What Esperanza Spaulding’s 77-hour Livestream Taught Me About Being Abusively Self-Critical
And making sure your self-critique isn’t self-abuse.
Despite having started numerous endeavors, written countless pieces, and created many types of art, I have a wildly disproportionately small amount of finished product out in the world. While part of that can be blamed on many external factors, the largest culprit is certainly my own perfectionism. And it’s not even perfectionism, really. I never strive to make things perfect, I just almost never feel like the finished product is good enough.
On September 12 at 11am, Grammy-winning jazz artist Esperanza Spalding began live streaming her effort to conceptualize, write, and record a 10-track album in 77 hours. This is a process that most artists take months to complete, and she was condensing this into a few days and streaming the whole ordeal to hundreds of thousands of people on Facebook Live. The goal was to start the process, and whatever they had at 77 hours was it. No backsies. And she did it with 7 minutes to spare.
Seeing her approach the 30 minute mark with no vocals or bass recorded on the final track was incredible. While watching this, I was lying in bed, thinking about all the things that I should be doing, and scanning through my neglected mental checklist. I started to feel like a total trash heap. This girl is only a few years older than me and she’s pulling this off. Then that self-loathing morphed into something else: inspiration. And that’s the appropriate response! This thinking, this process of seeing someone doing something that should be inspiring and instead transforming that feeling into self-loathing is common. Lots of us do it. But the truth is, it’s really abusive.
I started thinking about all the stories, poems, songs, articles, and screenplays I’d written that no one would see, all the art I created that has been tossed in dusty corners instead of being displayed with any semblance of pride, and more recently all of the apps and websites I’d conceptualized but felt too inept to pursue or complete. So many of those things — all of those shards of my past, my identity at various points in time — will never been seen by anyone, simply because I felt that my work, my story wasn’t good enough. Don’t get me wrong, some of it was awful. In fact, a lot of it was pretty awful. But that’s the point of crafting. You create something, and if it’s not that great, try again. You keep crafting until you’ve created something that isn’t awful. Maybe that never happens, but you keep going anyway.
Watching her move to recording her vocals while the clock was quickly winding down to 10 minutes was enlivening. She was creating something better than most musicians will ever create, but she was doing it with teeth clenched and a diminishing timer in an opposing corner.

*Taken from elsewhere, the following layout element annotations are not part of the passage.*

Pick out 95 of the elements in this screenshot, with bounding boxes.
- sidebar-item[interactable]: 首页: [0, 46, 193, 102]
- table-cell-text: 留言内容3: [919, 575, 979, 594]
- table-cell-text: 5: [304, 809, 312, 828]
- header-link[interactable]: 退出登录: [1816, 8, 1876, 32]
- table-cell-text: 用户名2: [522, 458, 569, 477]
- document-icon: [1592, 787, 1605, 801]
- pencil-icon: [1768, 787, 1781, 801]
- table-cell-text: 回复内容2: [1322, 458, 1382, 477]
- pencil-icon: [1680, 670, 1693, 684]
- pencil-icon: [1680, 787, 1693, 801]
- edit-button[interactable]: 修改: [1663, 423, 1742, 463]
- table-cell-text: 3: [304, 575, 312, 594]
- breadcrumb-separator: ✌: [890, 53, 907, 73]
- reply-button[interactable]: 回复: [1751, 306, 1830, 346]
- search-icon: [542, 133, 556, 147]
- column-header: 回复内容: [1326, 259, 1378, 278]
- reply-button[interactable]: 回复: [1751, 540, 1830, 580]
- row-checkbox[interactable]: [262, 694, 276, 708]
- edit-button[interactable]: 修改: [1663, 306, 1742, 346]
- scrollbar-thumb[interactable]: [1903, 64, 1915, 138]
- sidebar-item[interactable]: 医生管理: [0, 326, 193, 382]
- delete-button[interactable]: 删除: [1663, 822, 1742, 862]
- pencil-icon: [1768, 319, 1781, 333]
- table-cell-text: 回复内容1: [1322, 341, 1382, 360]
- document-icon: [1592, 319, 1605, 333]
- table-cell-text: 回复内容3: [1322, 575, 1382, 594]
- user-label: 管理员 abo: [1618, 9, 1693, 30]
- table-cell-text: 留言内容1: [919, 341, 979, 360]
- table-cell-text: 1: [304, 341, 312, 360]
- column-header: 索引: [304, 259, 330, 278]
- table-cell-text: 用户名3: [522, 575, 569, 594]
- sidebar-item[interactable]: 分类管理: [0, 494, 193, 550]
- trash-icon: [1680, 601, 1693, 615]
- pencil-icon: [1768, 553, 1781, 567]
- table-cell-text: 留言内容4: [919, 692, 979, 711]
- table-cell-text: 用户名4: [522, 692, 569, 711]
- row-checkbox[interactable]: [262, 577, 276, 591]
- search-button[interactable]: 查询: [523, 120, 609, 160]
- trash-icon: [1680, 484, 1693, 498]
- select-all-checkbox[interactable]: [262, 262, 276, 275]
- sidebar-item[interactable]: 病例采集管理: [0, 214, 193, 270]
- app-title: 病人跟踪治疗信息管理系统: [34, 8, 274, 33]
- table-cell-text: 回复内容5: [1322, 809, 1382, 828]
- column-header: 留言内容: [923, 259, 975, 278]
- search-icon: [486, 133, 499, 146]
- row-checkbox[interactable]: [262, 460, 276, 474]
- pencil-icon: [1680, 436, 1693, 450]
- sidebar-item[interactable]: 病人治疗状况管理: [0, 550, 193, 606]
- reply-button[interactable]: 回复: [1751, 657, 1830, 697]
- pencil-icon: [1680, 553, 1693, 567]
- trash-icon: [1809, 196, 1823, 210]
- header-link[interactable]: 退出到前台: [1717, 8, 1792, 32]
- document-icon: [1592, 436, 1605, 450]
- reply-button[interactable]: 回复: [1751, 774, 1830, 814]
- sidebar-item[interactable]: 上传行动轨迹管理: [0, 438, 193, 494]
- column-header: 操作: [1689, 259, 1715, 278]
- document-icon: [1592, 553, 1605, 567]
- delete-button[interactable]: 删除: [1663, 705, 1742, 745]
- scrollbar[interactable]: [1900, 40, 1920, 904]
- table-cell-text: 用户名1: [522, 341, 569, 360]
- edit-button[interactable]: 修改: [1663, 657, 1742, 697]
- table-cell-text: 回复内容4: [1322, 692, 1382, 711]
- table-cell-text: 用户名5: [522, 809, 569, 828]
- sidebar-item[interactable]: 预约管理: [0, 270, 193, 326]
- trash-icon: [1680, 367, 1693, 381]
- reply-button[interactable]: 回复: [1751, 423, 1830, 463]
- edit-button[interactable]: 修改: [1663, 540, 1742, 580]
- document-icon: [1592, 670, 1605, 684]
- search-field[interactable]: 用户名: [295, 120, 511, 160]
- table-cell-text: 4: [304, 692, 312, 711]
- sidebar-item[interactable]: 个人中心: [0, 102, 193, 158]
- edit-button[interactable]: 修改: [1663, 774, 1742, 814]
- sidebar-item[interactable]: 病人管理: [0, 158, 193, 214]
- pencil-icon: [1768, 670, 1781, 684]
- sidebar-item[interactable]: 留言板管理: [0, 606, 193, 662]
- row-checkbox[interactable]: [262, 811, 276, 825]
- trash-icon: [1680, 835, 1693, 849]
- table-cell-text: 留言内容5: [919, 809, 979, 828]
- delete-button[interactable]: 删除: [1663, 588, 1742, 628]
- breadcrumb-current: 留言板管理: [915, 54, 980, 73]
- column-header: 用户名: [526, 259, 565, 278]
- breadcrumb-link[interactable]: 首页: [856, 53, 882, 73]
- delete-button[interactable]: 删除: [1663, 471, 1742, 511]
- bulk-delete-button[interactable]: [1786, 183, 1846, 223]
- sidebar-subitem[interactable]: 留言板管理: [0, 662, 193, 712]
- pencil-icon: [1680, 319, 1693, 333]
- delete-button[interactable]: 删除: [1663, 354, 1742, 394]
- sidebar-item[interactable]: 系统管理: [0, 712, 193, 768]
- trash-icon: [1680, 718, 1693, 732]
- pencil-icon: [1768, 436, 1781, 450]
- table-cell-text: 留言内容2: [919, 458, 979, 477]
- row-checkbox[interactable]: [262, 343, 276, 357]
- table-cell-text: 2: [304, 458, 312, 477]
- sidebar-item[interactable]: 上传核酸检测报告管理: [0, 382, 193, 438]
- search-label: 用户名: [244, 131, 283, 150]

She didn’t flip out, she didn’t scream when she’d make a vocal misstep, she simply tried again. This is a huge part of the creation process that I would struggle with occasionally. Things would start getting frustrating or something would get in the way, and I’d get so upset I’d mentally block my own progress. By breathing and trying it again, or maybe even taking a break before it gets too infuriating, you allow yourself the opportunity to solve the problem and continue forward.
Another hugely inspiring aspect of this was the time limit. Imposing time limits on your work can be hugely hindering, but on the other hand allowing yourself too much time to get things done can be almost just as damaging. What I saw in this project, as someone who so very rarely gives myself time restrictions, is that there is tremendous value in limiting the amount of times you can go back and revise or refactor. This Grammy Award-winning musician basically said whatever we create will be this album and that will be that.
Which brings me to the scariest aspect of this project — the final product. Whatever she managed to do in that 77 hours was what this album would be. No rerecording, no scrapping certain tracks. And even if they fixed a few things in the mixing, the vocals and all accompanying instrumentation were locked in. One reason that so many things I’ve created have never seen the light of day is that I’d take a look at the finished product and get overwhelmed with the anxiety of not being able to go back and change something later. Even if I love it when it’s finished, there’s a chance that I could hate it later. Watching someone who has so much at stake just shrug her shoulders at the fact that this could end up being the worst album ever made (she’s Esperanza Spalding, though, so it really couldn’t) was beyond inspiring. Instead of looking at something you’ve created like, ‘this could be absolute garbage,’ it’s much better to look at it like, ‘this is the best I could do right now and I will look at this piece of work as what it is: a snapshot of who I am and what I have to say right now.’
This project was an absolutely incredible and inspiring feat in so many ways and it really made me rethink not only my own creative process, but also the way I think about myself and the things that I create. Self-loathing is extremely common in creative types, usually offset by enough ego to overcome that and release the art. But self-criticism and self-loathing, when allowed to work together enough to become abusive, can become completely crippling.
What I got from all this is that it’s important that you do the best that you can now, and respect it for what it is. Your best. And by all means, feel free to go back and critique it. However, it’s crucial to view it from the perspective of ‘this is bad, let’s do this a different way next time’; instead of something like, ‘this is bad and you’re the worst.’ One way is constructive self-criticism that can help lead to growth and the other is simply abuse. We often make sure we’re considerate of people’s feelings when providing critique to our peers. Let’s try to give ourselves that same compassion.